Requirements: Part#1 - AhmadBadir/Downloader GitHub Wiki
Problem description
One way to handle the problem of storing large files is to break them into pieces that are placed on multiple disks or machines. At the same time, a way to download a data stream more quickly is to break it into parts and download the different parts from different peers.( similar to the peer-to-peer file sharing protocol BitTorrent). By downloading streams in multiple small parts, the chance of the entire download failing is reduced (since each part can be restarted individually) and load is spread more evenly across the network. In this project, you will build a multipart downloader that assembles a data stream from multiple, potentially endless, parts streaming individually from multiple machines. It allows the same part to be stored redundantly in multiple locations so it can be resilient to failures. Since the multipart streams you will be downloading may be unbounded and never end, your program will assemble the stream incrementally from its parts as they are downloaded, displaying the file or streamed sequence of files (an animated sequence of images, for example) as the download progresses. In later projects, you'll be asked to refine the problem itself. In this case, however, the problem is largely fixed.

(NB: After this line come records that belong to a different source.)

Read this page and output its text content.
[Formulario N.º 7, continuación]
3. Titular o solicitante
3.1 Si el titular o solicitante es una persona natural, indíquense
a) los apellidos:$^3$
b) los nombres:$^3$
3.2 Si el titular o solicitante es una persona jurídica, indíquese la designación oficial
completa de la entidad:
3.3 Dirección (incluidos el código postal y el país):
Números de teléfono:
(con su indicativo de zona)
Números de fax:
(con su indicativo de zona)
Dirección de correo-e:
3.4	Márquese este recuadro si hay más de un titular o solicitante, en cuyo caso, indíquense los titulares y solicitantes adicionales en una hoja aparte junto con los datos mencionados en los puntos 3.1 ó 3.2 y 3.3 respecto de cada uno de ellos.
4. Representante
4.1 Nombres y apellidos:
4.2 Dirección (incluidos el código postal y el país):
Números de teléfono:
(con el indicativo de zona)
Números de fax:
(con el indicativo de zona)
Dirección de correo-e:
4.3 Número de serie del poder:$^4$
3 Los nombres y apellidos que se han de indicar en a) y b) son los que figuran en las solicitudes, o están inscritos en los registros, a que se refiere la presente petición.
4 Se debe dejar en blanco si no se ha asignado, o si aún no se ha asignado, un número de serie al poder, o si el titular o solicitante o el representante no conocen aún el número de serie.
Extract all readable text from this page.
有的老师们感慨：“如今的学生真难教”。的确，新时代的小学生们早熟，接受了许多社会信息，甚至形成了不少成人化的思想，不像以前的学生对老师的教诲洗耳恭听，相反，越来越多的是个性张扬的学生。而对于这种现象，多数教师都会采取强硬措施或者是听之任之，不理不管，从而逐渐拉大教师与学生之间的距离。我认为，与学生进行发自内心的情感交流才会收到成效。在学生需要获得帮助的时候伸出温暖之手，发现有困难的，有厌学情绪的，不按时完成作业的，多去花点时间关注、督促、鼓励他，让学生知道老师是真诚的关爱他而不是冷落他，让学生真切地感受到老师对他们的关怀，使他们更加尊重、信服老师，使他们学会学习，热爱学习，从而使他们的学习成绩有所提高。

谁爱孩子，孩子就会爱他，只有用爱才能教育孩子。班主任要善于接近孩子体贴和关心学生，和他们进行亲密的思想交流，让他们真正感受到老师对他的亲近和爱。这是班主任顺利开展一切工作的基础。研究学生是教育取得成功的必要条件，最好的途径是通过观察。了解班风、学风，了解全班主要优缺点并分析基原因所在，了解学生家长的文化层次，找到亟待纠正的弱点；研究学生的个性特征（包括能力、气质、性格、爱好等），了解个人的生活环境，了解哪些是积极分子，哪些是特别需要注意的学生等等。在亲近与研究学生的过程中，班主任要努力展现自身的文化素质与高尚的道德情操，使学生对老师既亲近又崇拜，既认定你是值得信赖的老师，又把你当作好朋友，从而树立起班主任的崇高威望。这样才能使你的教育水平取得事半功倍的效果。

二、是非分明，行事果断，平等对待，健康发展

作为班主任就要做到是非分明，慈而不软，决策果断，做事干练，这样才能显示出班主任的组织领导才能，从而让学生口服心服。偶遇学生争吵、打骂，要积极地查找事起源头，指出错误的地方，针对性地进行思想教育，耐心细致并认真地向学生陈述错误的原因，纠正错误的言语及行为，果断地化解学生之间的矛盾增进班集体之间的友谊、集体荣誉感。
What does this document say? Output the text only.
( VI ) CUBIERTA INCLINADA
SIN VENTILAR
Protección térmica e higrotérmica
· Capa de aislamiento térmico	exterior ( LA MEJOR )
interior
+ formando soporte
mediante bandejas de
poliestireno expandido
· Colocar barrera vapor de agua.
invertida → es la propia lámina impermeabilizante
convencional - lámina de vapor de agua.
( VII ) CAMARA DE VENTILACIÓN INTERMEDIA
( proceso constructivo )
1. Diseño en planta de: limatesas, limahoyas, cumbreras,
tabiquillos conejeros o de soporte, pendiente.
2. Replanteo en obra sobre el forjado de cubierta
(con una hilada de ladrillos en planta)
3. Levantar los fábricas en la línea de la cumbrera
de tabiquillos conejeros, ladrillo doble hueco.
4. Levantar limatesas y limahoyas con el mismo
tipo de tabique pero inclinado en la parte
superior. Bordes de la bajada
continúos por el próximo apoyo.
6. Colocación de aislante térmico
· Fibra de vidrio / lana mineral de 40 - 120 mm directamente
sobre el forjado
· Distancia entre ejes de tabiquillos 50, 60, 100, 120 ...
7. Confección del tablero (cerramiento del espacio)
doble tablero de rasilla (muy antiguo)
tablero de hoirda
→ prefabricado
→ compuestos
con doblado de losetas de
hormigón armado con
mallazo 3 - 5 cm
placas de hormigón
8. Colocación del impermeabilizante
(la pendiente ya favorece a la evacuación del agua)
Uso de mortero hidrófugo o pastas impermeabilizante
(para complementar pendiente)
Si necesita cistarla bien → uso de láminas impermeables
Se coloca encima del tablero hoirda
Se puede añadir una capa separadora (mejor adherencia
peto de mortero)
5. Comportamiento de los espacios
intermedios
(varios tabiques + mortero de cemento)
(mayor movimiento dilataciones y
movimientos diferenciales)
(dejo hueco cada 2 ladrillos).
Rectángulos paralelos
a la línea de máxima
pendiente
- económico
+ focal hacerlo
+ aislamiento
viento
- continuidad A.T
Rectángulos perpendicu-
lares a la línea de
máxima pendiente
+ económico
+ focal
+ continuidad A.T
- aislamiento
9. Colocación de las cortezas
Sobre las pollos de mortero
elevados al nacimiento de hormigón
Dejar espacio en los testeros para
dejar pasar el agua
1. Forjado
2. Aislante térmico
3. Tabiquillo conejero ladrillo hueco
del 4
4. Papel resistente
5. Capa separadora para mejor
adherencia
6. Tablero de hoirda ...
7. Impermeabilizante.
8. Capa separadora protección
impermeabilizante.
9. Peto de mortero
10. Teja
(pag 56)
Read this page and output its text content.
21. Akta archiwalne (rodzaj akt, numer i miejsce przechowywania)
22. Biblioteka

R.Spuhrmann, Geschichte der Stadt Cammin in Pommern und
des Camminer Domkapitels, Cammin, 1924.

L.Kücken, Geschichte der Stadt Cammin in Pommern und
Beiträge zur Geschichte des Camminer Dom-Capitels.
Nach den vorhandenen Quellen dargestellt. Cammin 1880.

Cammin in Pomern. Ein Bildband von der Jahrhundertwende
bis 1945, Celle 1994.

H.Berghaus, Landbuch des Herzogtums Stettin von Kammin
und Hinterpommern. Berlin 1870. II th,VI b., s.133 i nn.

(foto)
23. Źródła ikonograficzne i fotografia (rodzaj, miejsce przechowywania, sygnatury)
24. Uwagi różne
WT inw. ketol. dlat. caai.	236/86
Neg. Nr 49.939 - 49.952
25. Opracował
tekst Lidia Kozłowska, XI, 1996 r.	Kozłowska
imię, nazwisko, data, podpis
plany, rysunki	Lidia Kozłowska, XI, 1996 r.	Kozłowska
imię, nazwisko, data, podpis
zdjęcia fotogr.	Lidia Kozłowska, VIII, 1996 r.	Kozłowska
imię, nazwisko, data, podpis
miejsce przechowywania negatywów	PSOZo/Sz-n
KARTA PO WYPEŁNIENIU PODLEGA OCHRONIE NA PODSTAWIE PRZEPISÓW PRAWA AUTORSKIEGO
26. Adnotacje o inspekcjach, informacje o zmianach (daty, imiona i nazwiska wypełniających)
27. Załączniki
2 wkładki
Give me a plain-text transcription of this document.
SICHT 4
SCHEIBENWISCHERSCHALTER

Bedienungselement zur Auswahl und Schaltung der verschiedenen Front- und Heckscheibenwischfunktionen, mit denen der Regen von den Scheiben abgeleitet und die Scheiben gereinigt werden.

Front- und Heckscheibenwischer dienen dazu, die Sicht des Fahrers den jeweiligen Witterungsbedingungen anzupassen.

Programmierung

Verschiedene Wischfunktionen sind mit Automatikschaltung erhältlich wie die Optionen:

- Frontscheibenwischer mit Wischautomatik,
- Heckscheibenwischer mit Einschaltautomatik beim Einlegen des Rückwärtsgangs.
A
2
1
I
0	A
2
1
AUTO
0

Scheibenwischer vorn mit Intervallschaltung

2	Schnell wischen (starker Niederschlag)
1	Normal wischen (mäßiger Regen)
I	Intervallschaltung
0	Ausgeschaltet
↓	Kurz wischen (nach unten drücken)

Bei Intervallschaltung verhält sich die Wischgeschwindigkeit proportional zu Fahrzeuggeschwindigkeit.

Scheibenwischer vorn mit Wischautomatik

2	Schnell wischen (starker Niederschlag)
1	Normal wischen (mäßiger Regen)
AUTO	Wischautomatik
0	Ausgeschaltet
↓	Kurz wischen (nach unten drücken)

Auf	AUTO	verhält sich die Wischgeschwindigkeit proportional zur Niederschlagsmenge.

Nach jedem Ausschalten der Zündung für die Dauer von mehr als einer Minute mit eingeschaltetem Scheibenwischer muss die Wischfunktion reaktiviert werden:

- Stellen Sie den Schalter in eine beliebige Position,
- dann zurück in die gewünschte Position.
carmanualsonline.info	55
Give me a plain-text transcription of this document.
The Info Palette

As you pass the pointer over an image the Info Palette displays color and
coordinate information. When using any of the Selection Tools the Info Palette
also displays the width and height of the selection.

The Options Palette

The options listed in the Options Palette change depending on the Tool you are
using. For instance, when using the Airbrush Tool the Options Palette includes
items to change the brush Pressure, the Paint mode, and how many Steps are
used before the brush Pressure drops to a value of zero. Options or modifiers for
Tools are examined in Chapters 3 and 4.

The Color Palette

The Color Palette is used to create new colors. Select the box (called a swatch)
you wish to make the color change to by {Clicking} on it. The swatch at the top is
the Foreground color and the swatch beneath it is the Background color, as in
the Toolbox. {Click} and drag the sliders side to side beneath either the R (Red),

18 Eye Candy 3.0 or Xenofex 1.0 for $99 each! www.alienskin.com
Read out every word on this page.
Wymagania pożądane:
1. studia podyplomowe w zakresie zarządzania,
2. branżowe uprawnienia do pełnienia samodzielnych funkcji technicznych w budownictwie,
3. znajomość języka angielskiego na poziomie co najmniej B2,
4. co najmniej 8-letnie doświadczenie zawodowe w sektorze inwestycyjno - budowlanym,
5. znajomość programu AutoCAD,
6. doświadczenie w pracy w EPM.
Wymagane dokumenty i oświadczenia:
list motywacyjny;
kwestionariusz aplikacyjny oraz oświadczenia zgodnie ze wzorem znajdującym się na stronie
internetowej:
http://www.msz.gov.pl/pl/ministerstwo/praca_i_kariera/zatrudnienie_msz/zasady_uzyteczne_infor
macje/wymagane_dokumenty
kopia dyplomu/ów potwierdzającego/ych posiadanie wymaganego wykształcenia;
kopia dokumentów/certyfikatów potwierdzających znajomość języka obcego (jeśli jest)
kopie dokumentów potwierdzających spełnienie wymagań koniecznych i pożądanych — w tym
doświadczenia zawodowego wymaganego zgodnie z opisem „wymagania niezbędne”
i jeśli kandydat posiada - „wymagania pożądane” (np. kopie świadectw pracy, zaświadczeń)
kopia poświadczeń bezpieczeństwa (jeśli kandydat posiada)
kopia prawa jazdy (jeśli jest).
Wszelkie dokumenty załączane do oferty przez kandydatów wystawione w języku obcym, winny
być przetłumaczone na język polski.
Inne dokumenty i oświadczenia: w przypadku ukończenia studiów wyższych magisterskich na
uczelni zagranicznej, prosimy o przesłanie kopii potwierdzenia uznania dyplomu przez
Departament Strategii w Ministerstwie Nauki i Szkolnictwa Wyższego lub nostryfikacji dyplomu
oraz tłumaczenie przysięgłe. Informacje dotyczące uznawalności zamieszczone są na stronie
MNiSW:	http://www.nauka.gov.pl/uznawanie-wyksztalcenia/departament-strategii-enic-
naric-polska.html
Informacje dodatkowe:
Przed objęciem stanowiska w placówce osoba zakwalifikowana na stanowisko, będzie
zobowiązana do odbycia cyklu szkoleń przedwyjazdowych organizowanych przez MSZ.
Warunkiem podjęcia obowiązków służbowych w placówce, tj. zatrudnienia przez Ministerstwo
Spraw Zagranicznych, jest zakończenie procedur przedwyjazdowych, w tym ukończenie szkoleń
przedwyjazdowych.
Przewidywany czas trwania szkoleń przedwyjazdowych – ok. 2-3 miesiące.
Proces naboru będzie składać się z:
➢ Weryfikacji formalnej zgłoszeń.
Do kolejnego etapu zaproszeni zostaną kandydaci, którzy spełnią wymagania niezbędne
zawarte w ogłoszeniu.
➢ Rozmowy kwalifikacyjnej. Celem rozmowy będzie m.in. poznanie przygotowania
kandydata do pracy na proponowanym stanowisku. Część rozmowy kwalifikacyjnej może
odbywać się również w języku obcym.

You are given a particular protocol format (described below) and required to implement a single method, Multipart.openStream, The openStream() method of the API returns an InputStream for reading from the multipart stream; the GUI then simply reads serially from this stream, but it could be used more ambitiously, for interleaving the downloading of multiple streams, for example. The breakdown of the stream into parts is specified in a special manifest stream. Your code will have to parse this stream, using it to determine which parts to download. Furthermore, these parts can themselves be manifest streams, in which case your code should recursively stream the subsegments. Both this parsing and the downloading process itself are naturally expressed as state machines. A variety of failures can occur, and it will be up to you to figure out what they are and decide how they should be handled.
Specifications
Manifest stream format A manifest stream specifies how a given stream is broken into parts. Your program can assume that a URL points to a manifest stream if and only if the stream has the content type text/segments-manifest or its URL ends with the suffix .segments Each part in a manifest stream is separated by a line containing two stars. For example, the file picture.jpg may be broken into three parts all stored on the same machine: http://machine1.birzeit.edu/picture.jpg-segment1 ** http://machine1.birzeit.edu/picture.jpg-segment2 ** http://machine1.birzeit.edu/picture.jpg-segment3 To download this stream, your program would download each part in succession, thus recreating the original file. The manifest stream can give alternatives, so that a part, or several parts, can be stored redundantly in different locations: http://machine1.birzeit.edu/picture.jpg-segment1 http://machine2.birzeit.edu/picture.jpg-segment1 ** http://machine1.birzeit.edu/picture.jpg-segment2 http://machine2.birzeit.edu/picture.jpg-segment2 ** http://machine1.birzeit.edu/picture.jpg-segment3 http://machine2.birzeit.edu/picture.jpg-segment3 for each part, if the first machine is not accessible, your downloader should try the second. Manifest streams can also be recursive. For example, the manifest stream http://machine1.birzeit.edu/endless.txt.segments might look like: http://machine1.birzeit.edu/verse.txt http://machine2.birzeit.edu/verse.txt http://hermachine.birzeit.edu/verse.txt ** http://machine2.birzeit.edu/chorus.txt ** http://machine1.birzeit.edu/endless.txt.segments Thus the last part of this manifest stream refers back to itself, so a client reading from your Multipart implementation would receive an endless stream alternating between the contents of verse.txt and the contents of chorus.txt. Note also that in the preceding manifest stream there are three alternatives for verse.txt but only one for chorus.txt and endless.txt.segments. Like in BitTorrent, certain parts may only be hosted by certain servers. Then again, it should never hurt if a nonexistent or perhaps even malformed URL is listed as an additional alternative source, since your code should be able to handle this and try a different alternative.
GUI
Will be provided for you Handling faults A variety of failures may occur during execution, which your code should deal with gracefully. These include network failures (e.g. the program cannot download a file), manifest file syntax errors, and other failure scenarios.